Чтобы не сидеть впустую, Дэсс рассмотрел чужие глайдеры на площадке, деревья с фонариками на ветках, зеленые стены ближайших домов. Стены светились, а многие окна уже погасли. То ли там жили СерИвы, которым Ханимун велит ночью спать, то ли люди тоже наконец угомонились. Больше глядеть было не на что.
— Слав, можно мне еще посмотреть программу Домино?
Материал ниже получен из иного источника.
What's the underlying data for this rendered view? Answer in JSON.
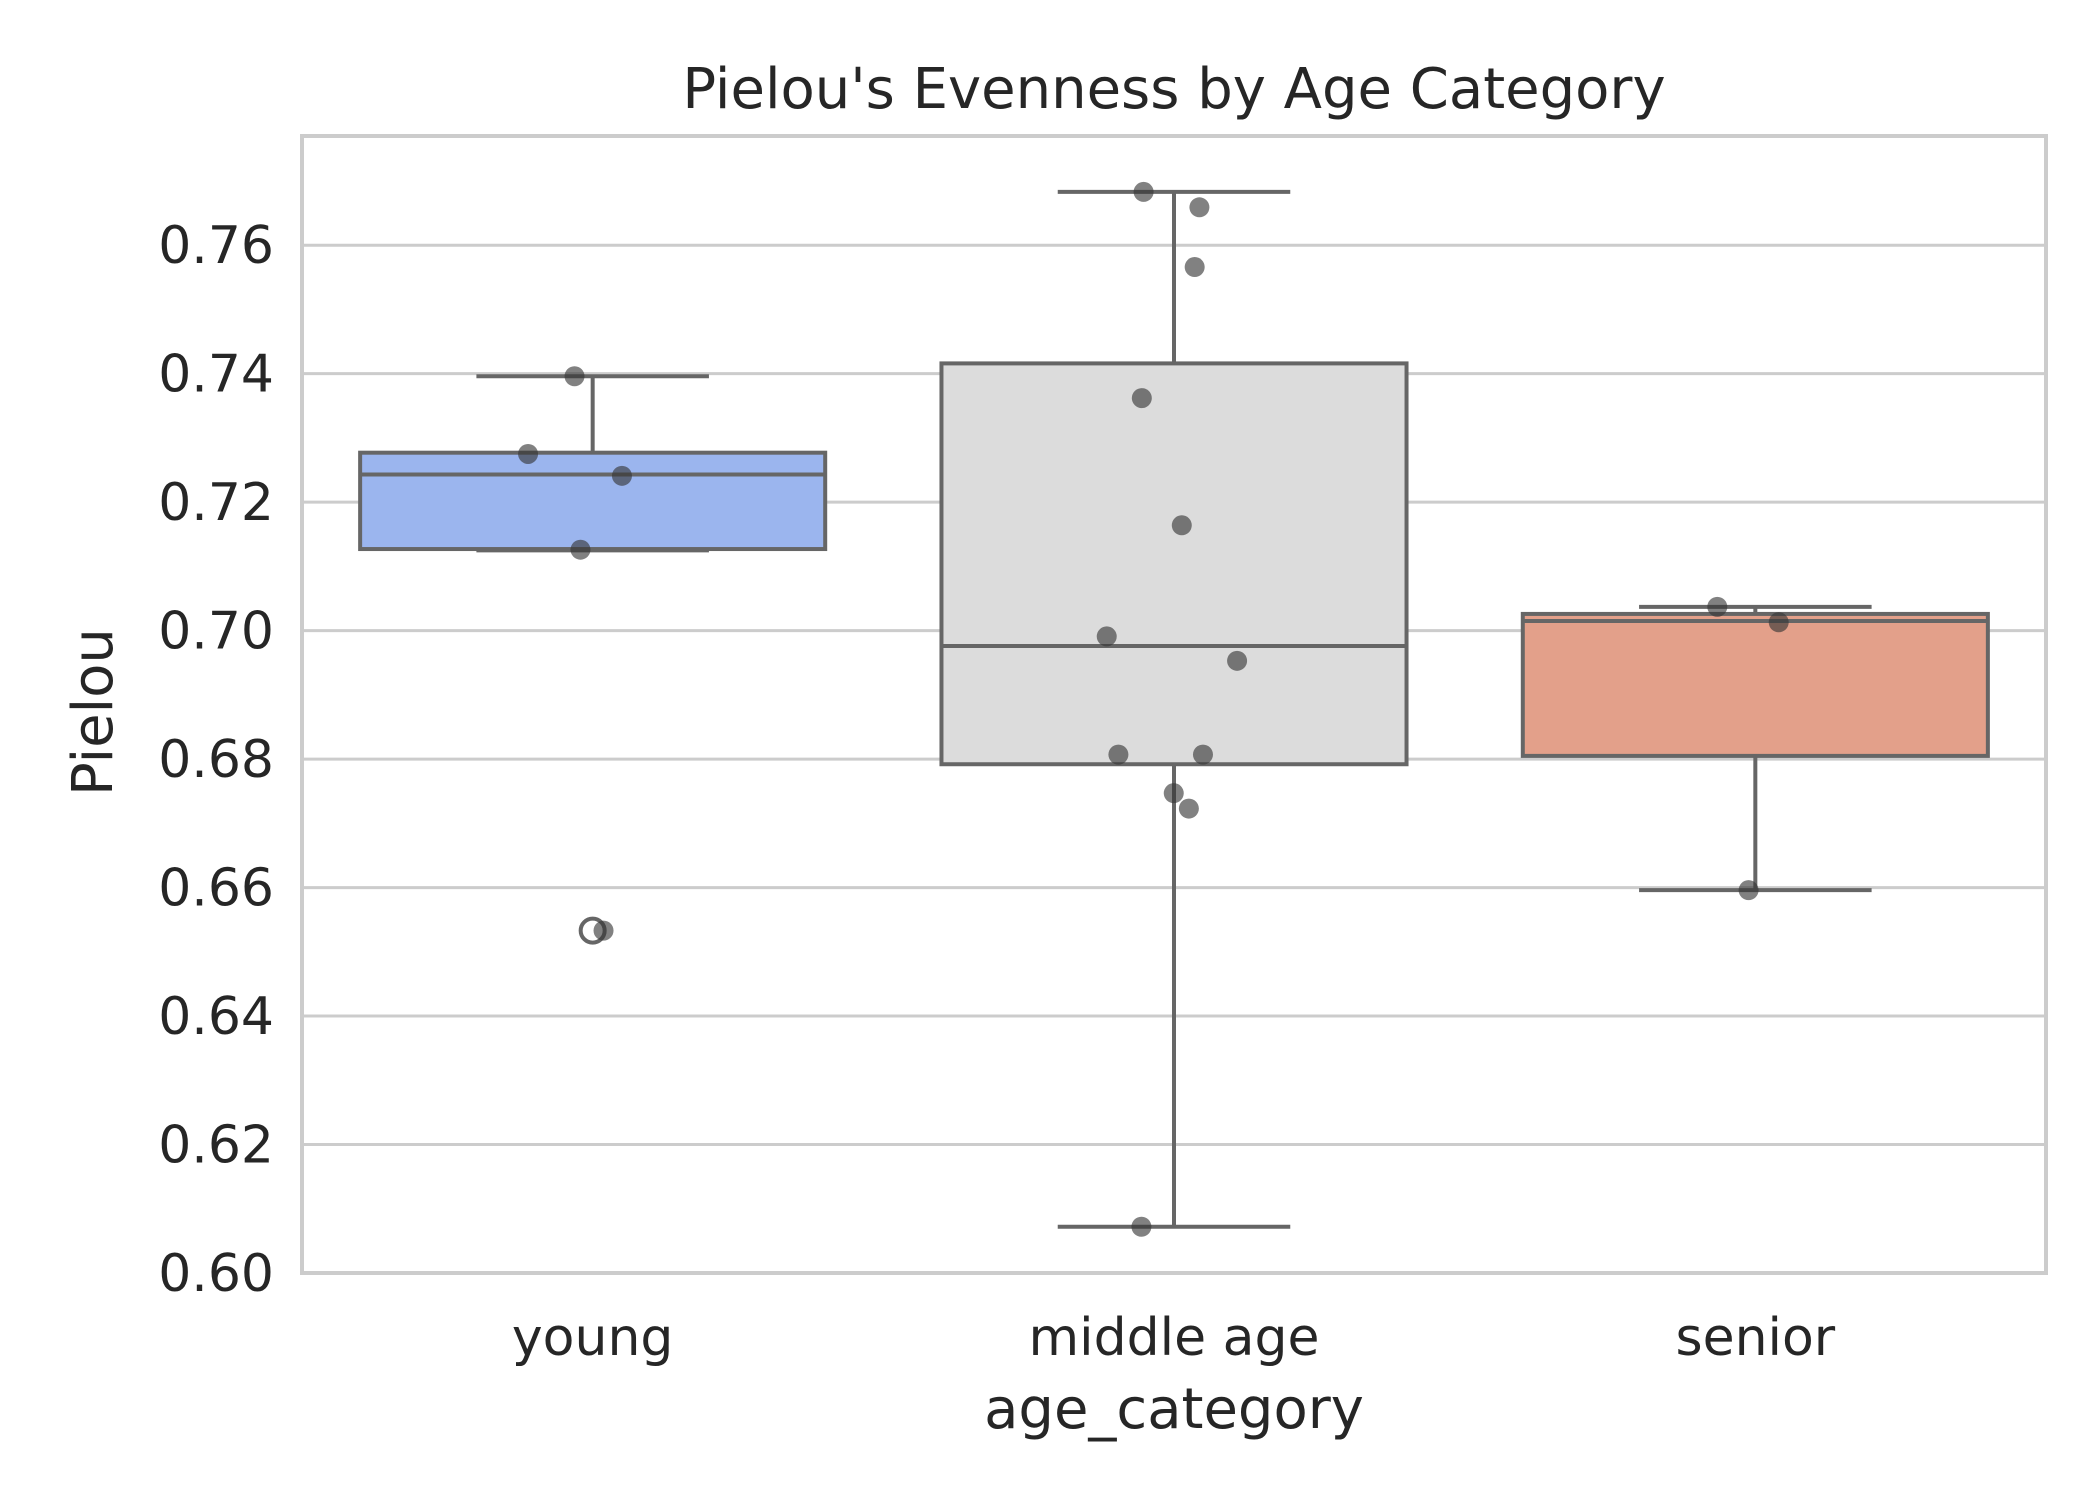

Телохранитель со стоном потянулся к центральной консоли, потыкал клавиши. На лобовом стекле проступила картинка: Домино в ледяной пещере, жаркий огонь костров и нагие, изрисованные цветами и змеями женщины, которые танцевали сидя — руками, головой, поворотом плеч. Домино был в шкуре снежного игруна и в белых меховых сапогах; маска на нем была тоже белая, с серебром. Он пел Сакритаонта-но — песню прощания с вечно бегущими вслед за летом быстроногими тао. Живых тао во владениях князя Мат-Вэя давно не осталось, а песня жила. Домино пел ее на диво удачно: похоже было на настоящую Сакритаонта-но, и в то же время песня не принуждала куда-то мчаться, как вечно бегут легконогие тао. И голос был очень хорош.
— Домино поет куда лучше, чем я, — подвел итог озадаченный Дэсс. — Почему?
— Это студийная запись. Голос прошел компьютерную обработку, поэтому так звучит.
— А ты говорил: «отвратительно».
— Тебе сказали: это лучшие песни сезона — то, что содрали с СерИвов. А прочие песни доброго плевка не стоят. Когда Домино похитили, не с кем было готовить обычную программу, с шуточками и кривляньем; поэтому, чтобы не пропало эфирное время, пустили старые лучшие номера. — Мстислав выключил передачу. — Будь другом, дай отдохнуть.